Вечером приходили пьяные мастеровые и тыкали в хобот окурками.
– Га-га-га! Сердится!
– А и большой! Что твой боров!
– В тыщу раз больше. Его лошадиным мясом питают. Оттого это так.
Так служил он науке.
Для служения искусству его выводили вечером на эстраду и заставляли становиться большими, неуклюжими, словно распухшими ногами на деревянный бочонок. При этом музыка играла вальс. Люди платили за это зрелище свои жалкие, нажитые трудом и обманом, деньги и радовались. Искусство облагораживает душу.
Так он служил искусству.
Но рассказ начинается тогда, когда он взбунтовался и вся огромная сила его рванулась к свободе.
– Хочу!
– Он хочет свободы! Он взбесился!
Стали хитрить и подличать. Заискивали и ковали цепи покрепче.
Самый яркий, острый момент трагедии – это когда привели к Ямбо «кроткую слониху», так часто помогавшую дрессировщикам.
В чьей жизни не было этой «кроткой слонихи», помогавшей дрессировщикам заковать цепи покрепче. И как много, как бесконечно много раз оправдывала она возложенные на нее надежды!
В истории людей великих духом и павших или устоявших почти всегда можете услышать вы о такой слонихе.
Но Ямбо не пал. Слониха произвела на него самое приятное впечатление, он даже пришел в благодушное настроение. И этим воспользовались, чтобы подойти к нему с новой цепью, новым железным кольцом.
И там, где многие смирялись, Ямбо восстал, восстал последним бунтом.
И этот последний его бунт жизнь рассказала так красочно, так сказочно ярко, так небывало легендарно, как побоялся бы выдумать самый смелый поэт-фантаст, чтобы его не сочли безумным.
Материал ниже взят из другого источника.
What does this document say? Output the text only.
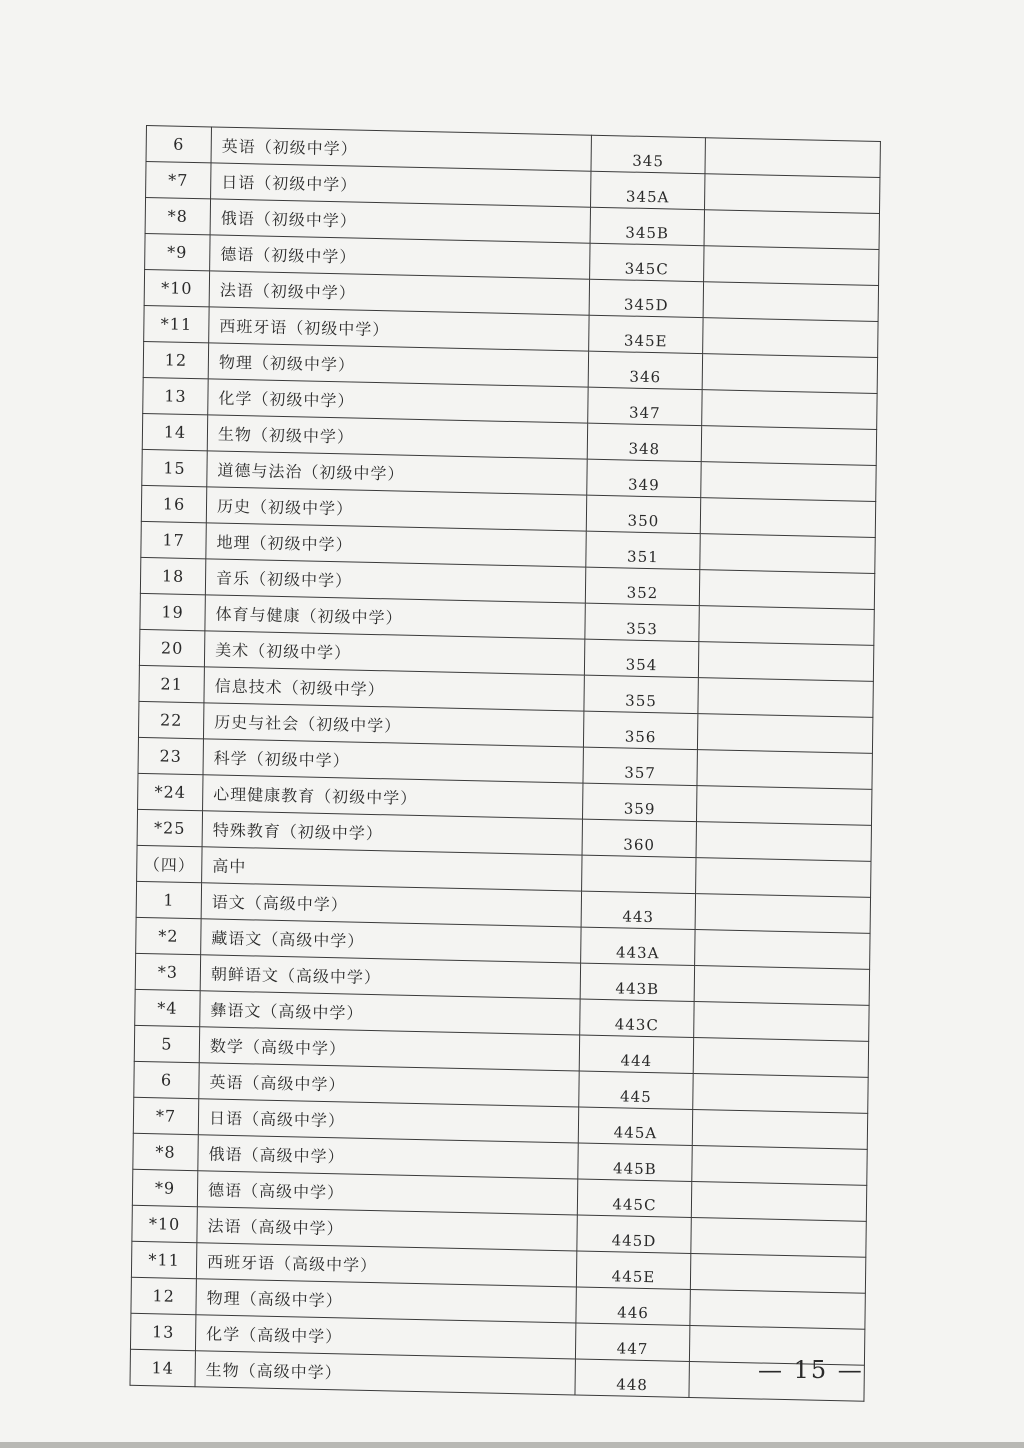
6	英语（初级中学）	345	
*7	日语（初级中学）	345A	
*8	俄语（初级中学）	345B	
*9	德语（初级中学）	345C	
*10	法语（初级中学）	345D	
*11	西班牙语（初级中学）	345E	
12	物理（初级中学）	346	
13	化学（初级中学）	347	
14	生物（初级中学）	348	
15	道德与法治（初级中学）	349	
16	历史（初级中学）	350	
17	地理（初级中学）	351	
18	音乐（初级中学）	352	
19	体育与健康（初级中学）	353	
20	美术（初级中学）	354	
21	信息技术（初级中学）	355	
22	历史与社会（初级中学）	356	
23	科学（初级中学）	357	
*24	心理健康教育（初级中学）	359	
*25	特殊教育（初级中学）	360	
（四）	高中		
1	语文（高级中学）	443	
*2	藏语文（高级中学）	443A	
*3	朝鲜语文（高级中学）	443B	
*4	彝语文（高级中学）	443C	
5	数学（高级中学）	444	
6	英语（高级中学）	445	
*7	日语（高级中学）	445A	
*8	俄语（高级中学）	445B	
*9	德语（高级中学）	445C	
*10	法语（高级中学）	445D	
*11	西班牙语（高级中学）	445E	
12	物理（高级中学）	446	
13	化学（高级中学）	447	
14	生物（高级中学）	448	
— 15 —
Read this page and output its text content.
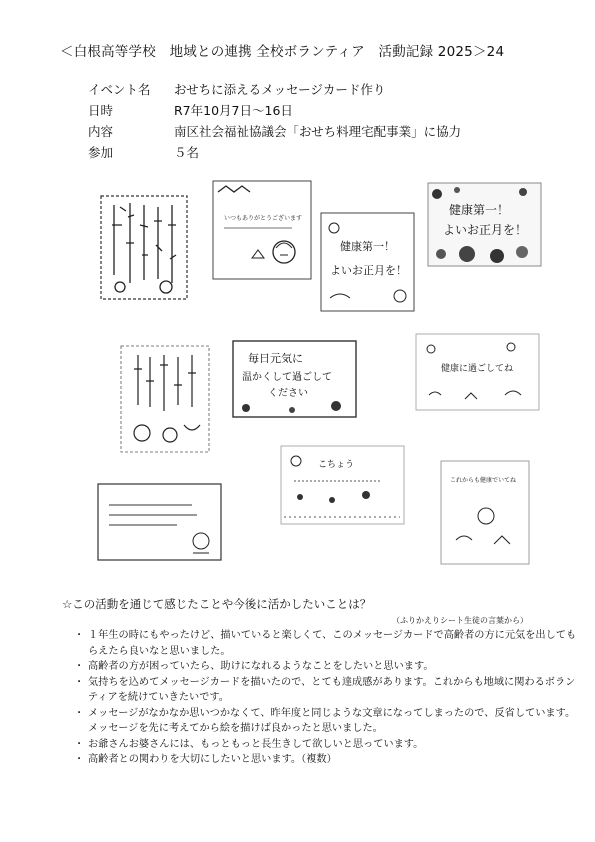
＜白根高等学校　地域との連携 全校ボランティア　活動記録 2025＞24
イベント名 おせちに添えるメッセージカード作り
日時	R7年10月7日～16日
内容	南区社会福祉協議会「おせち料理宅配事業」に協力
参加	５名
いつもありがとうございます
健康第一！
よいお正月を！
健康第一！
よいお正月を！
毎日元気に
温かくして過ごして
ください
健康に過ごしてね
こちょう
これからも健康でいてね
☆この活動を通じて感じたことや今後に活かしたいことは？
（ふりかえりシート生徒の言葉から）
・ １年生の時にもやったけど、描いていると楽しくて、このメッセージカードで高齢者の方に元気を出してもらえたら良いなと思いました。
・ 高齢者の方が困っていたら、助けになれるようなことをしたいと思います。
・ 気持ちを込めてメッセージカードを描いたので、とても達成感があります。これからも地域に関わるボランティアを続けていきたいです。
・ メッセージがなかなか思いつかなくて、昨年度と同じような文章になってしまったので、反省しています。メッセージを先に考えてから絵を描けば良かったと思いました。
・ お爺さんお婆さんには、もっともっと長生きして欲しいと思っています。
・ 高齢者との関わりを大切にしたいと思います。（複数）
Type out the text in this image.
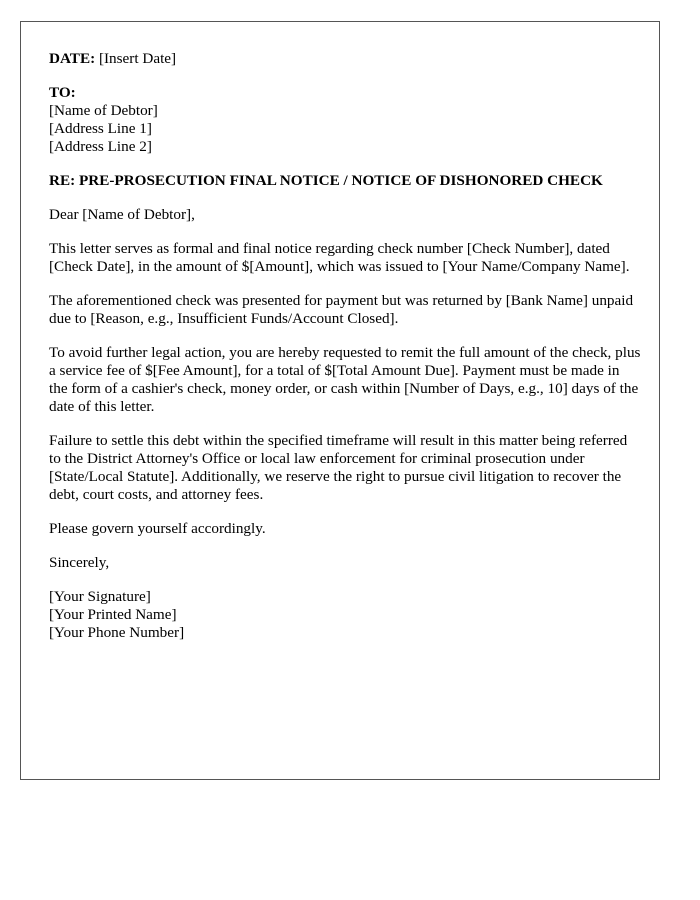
DATE: [Insert Date]
TO:
[Name of Debtor]
[Address Line 1]
[Address Line 2]
RE: PRE-PROSECUTION FINAL NOTICE / NOTICE OF DISHONORED CHECK

Dear [Name of Debtor],

This letter serves as formal and final notice regarding check number [Check Number], dated [Check Date], in the amount of $[Amount], which was issued to [Your Name/Company Name].

The aforementioned check was presented for payment but was returned by [Bank Name] unpaid due to [Reason, e.g., Insufficient Funds/Account Closed].

To avoid further legal action, you are hereby requested to remit the full amount of the check, plus a service fee of $[Fee Amount], for a total of $[Total Amount Due]. Payment must be made in the form of a cashier's check, money order, or cash within [Number of Days, e.g., 10] days of the date of this letter.

Failure to settle this debt within the specified timeframe will result in this matter being referred to the District Attorney's Office or local law enforcement for criminal prosecution under [State/Local Statute]. Additionally, we reserve the right to pursue civil litigation to recover the debt, court costs, and attorney fees.

Please govern yourself accordingly.

Sincerely,

[Your Signature]
[Your Printed Name]
[Your Phone Number]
Крики испуганных птиц, визг хищников, радующихся взреявшему вихрю свободы и трусящих перед ним старым властелином – человеком, и трепещущие, бледные люди, растерявшиеся и растерявшие все атрибуты своей огромной власти, свою науку, давшую все возможности убивать безопасно и просто, – и этот гигант, потрясающий палицей, как один огромный, бешеный и стихийный порыв:
– Свободы!
Жизнь, рассказывая эту сказку, не забыла и одной, очень тонкой психологической детали: когда Ямбо увидел направленные на него ружья, он вдруг бросил свою палицу и завилял хвостом. Он решил сдаться. У него оказалось слишком человеческая душа, у этого слона. Только бессмысленные разъяренные звери не умеют вилять хвостом, поняв жалкую безысходность своего положения.
Но люди не поверили Ямбо. Они сами умеют вилять хвостом. Они не поверили. И если бы поверили, конец сказки не вышел бы таким художественно-цельным.
Он сдался, и его расстреляли. Медленно, жестоко. С выбитыми глазами, как ослепленный Самсон на пиру филистимлян, стоял он в луже своей крови и тихо стонал, не двигаясь.